Amazon.com (NASDAQ:AMZN) has made shopping so easy for customers, specifically Prime members, that many simply reflexively route purchases through the site.
When you can buy pretty much anything with a couple of clicks and it arrives two days later through no-cost shipping, it's almost silly not to. Because the online retailer has excellent or at least competitive prices for so many things, few people pause before exercising the right to buy granted by their $99-a-year Prime membership. The same can be said of regular shoppers who opt to not pay for Prime but still consider Amazon a go-to, low-cost shopping resource.
Amazon, though it's often a good choice for consumers, is not always the best one. It's a great company to buy many things from, but there are items to avoid and other retailers that offer better deals on certain products. Savings.com, through its PriceJump browser plug-in and app, compared Amazon prices on 1,500 items costing more than $10 with prices elsewhere on the Web one day last year, and found that the company had the lowest price about half of the time, MarketWatch reported.
That's pretty impressive when you consider that the app compares Amazon's prices to more than 5,000 other retailers, but it does show that there are clearly some items to buy elsewhere. Of course, pricing is fluid and a bad deal on Amazon today could be replaced by an excellent tomorrow. But with that caveat, here's a look at some items to avoid from the online retailer.
Electronic items over $100
This is not a hard-and-fast rule, but in a broad sense, shoppers should be wary buying anything that costs over $100 on Amazon.
"On purchases over $100, PriceJump beat Amazon's prices 70% of the time, with an average savings of $70.00," Savings.com said in a July, 2014 press release. "Savings were even higher in the Electronics and Photography categories."
That's not to say that Amazon does not have deals on big-ticket items. It sometimes has great prices on electronics and other pricier things, but buyers should be wary and check prices versus other retailers when ordering anything above the $100 threshold.
Be careful with clothing
Amazon sells just about everything including clothing but it's not always the best deal in this category and you have to factor in the inability to try things on. The site does have a liberal, easy-return policy, but it still takes more time and effort than simply picking another size from a store shelf before buying.
"Amazon is not the greatest place to shop for clothes and shoes," CouponPal.com spokesperson Erin Konrad told MarketWatch. "Most of the brand names you can find on Amazon (like Anne Klein, Vince Camuto, Nine West) are available at other retailers (Nordstrom, Luisaviaroma, etc.) that offer promotions that will save you money."

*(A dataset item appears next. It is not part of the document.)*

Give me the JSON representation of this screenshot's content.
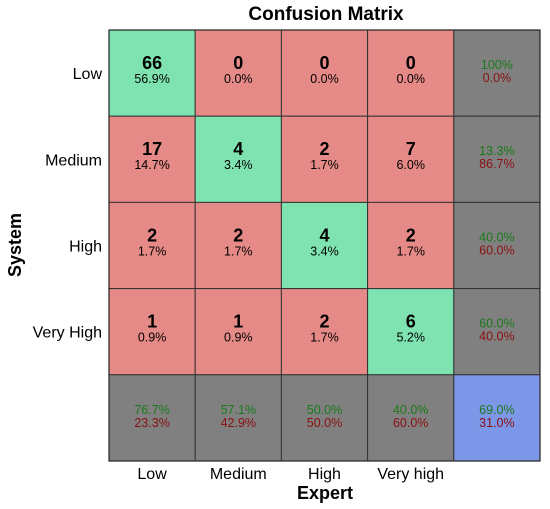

If buying clothing without trying it on and then having to return it sounds like a hassle, imagine having to bring a king-size mattress from your door to your bedroom only to decide it's not comfortable and needs to go back. Amazon can be price competitive with other mattress retailers, but its shipping is lacking compared to local and even national bed-specific brands, which handle in-house setup and even removal of old mattresses in some cases.

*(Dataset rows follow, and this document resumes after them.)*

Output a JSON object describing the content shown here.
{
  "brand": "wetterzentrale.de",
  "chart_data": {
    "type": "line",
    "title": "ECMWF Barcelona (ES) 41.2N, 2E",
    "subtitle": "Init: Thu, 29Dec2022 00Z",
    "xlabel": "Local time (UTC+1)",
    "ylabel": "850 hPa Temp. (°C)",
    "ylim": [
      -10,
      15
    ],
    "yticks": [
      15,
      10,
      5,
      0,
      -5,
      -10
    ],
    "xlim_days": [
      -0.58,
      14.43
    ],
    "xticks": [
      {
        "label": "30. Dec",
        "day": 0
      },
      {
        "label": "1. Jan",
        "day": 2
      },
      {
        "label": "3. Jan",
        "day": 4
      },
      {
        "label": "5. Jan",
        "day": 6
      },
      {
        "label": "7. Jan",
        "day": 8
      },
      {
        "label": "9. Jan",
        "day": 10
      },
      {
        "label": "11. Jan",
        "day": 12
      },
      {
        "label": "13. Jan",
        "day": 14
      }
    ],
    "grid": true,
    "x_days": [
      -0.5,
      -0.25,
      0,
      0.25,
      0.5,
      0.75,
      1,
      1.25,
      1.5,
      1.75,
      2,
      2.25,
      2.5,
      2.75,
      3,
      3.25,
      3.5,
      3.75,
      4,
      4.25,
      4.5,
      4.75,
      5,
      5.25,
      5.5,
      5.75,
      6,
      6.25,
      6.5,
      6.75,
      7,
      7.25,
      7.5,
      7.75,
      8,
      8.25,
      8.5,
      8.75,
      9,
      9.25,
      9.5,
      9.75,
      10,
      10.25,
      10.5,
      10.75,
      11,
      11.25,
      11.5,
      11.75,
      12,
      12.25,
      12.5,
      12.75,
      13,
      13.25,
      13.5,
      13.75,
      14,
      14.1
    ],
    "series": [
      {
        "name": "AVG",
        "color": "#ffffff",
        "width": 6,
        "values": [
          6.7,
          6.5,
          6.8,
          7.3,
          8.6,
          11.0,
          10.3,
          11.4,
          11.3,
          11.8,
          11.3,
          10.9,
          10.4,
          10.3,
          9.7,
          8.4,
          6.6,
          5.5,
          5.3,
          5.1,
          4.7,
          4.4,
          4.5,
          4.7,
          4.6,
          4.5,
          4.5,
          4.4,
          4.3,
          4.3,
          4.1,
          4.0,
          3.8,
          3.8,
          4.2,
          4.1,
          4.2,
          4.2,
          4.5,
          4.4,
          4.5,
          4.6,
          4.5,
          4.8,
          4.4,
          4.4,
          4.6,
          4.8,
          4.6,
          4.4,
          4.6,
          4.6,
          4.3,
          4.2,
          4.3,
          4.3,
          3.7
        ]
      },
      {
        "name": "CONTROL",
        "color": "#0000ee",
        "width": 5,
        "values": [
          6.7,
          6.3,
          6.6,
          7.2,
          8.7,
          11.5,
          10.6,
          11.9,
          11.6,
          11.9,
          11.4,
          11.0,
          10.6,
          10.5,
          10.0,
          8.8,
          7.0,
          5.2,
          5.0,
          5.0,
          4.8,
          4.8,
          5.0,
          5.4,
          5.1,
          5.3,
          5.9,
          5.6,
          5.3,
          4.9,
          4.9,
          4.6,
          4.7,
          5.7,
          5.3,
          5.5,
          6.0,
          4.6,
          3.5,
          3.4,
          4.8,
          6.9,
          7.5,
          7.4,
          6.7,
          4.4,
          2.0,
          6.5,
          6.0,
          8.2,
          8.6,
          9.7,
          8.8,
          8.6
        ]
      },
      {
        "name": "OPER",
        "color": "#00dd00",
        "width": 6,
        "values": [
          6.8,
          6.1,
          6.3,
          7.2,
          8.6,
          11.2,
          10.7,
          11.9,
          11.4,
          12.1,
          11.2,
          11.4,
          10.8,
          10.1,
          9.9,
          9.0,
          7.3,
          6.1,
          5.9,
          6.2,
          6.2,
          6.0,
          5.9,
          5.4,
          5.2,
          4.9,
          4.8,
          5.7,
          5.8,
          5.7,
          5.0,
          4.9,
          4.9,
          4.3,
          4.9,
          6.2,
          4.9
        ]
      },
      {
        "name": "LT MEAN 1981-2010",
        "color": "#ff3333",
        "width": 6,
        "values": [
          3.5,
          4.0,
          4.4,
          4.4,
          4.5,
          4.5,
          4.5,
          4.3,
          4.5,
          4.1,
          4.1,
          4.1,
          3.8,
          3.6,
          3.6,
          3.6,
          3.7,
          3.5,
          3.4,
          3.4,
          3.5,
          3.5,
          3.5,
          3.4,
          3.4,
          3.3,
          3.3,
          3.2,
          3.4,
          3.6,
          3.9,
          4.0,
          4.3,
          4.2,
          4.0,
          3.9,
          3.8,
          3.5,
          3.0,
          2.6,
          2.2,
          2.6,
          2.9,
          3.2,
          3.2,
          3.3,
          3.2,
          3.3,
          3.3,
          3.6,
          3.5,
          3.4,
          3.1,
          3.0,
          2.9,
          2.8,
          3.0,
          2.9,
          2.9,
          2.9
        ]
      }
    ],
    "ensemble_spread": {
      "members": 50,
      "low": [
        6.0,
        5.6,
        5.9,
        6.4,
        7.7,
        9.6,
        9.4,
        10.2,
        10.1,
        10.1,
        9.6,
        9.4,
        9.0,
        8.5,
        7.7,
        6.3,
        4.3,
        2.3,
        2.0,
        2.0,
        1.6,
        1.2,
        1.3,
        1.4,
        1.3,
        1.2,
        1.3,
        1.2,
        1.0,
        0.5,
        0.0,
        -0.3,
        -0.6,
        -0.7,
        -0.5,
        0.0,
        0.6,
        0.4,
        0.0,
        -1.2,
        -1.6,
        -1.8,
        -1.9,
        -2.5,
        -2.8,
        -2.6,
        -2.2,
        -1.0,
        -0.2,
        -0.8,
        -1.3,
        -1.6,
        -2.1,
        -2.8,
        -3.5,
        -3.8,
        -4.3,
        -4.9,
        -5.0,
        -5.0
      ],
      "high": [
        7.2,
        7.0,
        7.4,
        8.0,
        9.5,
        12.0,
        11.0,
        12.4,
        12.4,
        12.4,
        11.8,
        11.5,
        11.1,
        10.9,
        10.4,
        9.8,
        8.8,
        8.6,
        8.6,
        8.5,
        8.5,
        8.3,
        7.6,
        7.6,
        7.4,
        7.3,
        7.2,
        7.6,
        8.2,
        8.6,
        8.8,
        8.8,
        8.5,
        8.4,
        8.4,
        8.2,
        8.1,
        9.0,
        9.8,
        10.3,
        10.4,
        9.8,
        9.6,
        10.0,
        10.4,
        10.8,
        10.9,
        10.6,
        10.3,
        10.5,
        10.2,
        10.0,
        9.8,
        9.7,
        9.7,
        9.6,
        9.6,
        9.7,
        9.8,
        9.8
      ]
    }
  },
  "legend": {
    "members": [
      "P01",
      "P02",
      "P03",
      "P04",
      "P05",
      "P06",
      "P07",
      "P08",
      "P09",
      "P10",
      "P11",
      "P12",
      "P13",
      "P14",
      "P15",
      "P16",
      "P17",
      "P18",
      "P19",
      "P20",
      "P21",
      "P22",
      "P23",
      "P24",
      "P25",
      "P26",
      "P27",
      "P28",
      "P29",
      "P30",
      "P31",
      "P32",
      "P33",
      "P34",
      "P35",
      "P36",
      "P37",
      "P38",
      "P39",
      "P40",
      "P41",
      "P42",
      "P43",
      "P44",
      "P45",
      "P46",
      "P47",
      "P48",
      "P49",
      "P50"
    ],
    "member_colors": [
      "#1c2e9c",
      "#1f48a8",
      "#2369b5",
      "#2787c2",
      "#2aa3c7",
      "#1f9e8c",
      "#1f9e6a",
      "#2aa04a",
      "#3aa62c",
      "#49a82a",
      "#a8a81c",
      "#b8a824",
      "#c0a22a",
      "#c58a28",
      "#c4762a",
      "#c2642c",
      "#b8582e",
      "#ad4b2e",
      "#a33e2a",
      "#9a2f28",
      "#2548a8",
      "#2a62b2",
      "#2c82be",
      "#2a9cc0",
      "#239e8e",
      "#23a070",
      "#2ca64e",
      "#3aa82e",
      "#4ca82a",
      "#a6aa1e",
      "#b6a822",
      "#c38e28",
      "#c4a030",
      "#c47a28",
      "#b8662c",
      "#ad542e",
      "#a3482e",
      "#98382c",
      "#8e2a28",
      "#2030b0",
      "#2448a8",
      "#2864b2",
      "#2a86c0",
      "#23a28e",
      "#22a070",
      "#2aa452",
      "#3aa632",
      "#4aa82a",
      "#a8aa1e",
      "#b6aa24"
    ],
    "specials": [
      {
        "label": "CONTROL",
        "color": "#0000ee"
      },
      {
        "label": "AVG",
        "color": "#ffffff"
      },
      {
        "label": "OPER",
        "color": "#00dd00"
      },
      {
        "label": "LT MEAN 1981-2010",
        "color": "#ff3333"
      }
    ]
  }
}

This isn't a question of price (though there are often better deals to be had than can be found on Amazon) -- it's one of common sense and convenience.
Third-party grocery items
In addition to the millions of items Amazon stocks in its own warehouses, it also offers millions more through third-party sellers, which do their own shipping. These items generally come with a shipping charge (sometimes a hefty one) and the prices -- specifically on food and grocery products -- can often be higher than those offered in local stores. In addition, in some cases, the quantity in which some grocery products are sold is much larger than what would normally be needed (or wanted).
Once again, this can vary and there are some excellent deals on third-party food items. In general, however, the more specialized something is, the more of a markup you can expect to pay.
For example, I regularly purchase a popular brand of gluten-free baguette locally but have been forced to buy the product on Amazon when my nearby store has been out of stock. The online retailer carries them but at a hefty markup in quantities of two packages at a time with an added shipping fee.
That's just one anecdotal example, but this is an area to be very wary of, especially when you factor in shipping charges.